От нечего делать мы взялись разбираться с печкой. В принципе она была пока не нужна. Но, во-первых, готовить во дворе стало невозможно, а Ленок заявила, что мелким надо есть горячее, готовить же на очаге неудобно, то подгорает, то сырое остается, и все мы наживем гастрит и язву. Почему-то гастрит и язва нас сильно напугали, и мы приступили к решению проблемы.

Оказалось, что особой проблемы-то и нет. Надо было только почистить забитый по самый верх трубы дымоход и еще отодвинуть такую железную фигень вверху печки. О втором мы догадались экспериментальным путем и уже позже.

В трубу мы запихали младшего и самого тощего из наших пацанов – семилетку по прозвищу Пушок. Сперва тот выражал несогласие визгом (девчонки – и старшие и младшие – смотрели на нас, как на палачей, а мальчишки Пушку явно завидовали) и даже кусался, когда понял, что добром отбиться не удастся – но потом вошел во вкус и сопровождал активную работу в трубе завываниями и уханьем. Тут уж даже мы позавидовали…

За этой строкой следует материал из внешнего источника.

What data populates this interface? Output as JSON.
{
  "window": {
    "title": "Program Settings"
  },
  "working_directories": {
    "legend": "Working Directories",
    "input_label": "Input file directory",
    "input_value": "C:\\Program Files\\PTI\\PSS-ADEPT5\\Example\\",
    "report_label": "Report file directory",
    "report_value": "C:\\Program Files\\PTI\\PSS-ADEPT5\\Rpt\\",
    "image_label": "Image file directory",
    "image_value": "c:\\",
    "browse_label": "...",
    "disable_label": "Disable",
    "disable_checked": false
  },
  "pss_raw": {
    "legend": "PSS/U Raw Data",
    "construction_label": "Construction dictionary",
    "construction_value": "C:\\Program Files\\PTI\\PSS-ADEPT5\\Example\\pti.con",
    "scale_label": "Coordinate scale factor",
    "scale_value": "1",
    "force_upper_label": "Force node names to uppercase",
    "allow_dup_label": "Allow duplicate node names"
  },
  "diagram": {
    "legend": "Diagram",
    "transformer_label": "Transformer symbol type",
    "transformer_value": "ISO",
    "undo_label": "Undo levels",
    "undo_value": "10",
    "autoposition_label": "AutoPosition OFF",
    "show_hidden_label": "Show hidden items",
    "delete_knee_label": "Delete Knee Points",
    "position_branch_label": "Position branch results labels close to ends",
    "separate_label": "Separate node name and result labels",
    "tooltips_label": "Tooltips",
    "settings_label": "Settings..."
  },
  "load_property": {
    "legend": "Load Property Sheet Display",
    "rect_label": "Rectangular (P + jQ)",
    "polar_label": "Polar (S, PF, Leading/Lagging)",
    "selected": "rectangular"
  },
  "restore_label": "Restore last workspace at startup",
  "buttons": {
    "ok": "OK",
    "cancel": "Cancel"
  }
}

Трубу Пушок прочистил (хотя с определенного момента я начал бояться, что он застрянет, правда). Но какой он оттуда вылез – вы бы видели, граждане избиратели! Во-первых, он был черный, как негр. Мы предполагали что-то подобное и запихали его в трубу в одних трусниках. Но это еще полбеды. Сажа сыпалась с него хлопьями, а часть ее попала через печь внутрь избы и категорически не желала вычищаться. Почти как перья. Знаете, что разлетевшиеся перья невероятно трудно вычистить? Вот и с сажей было то же самое.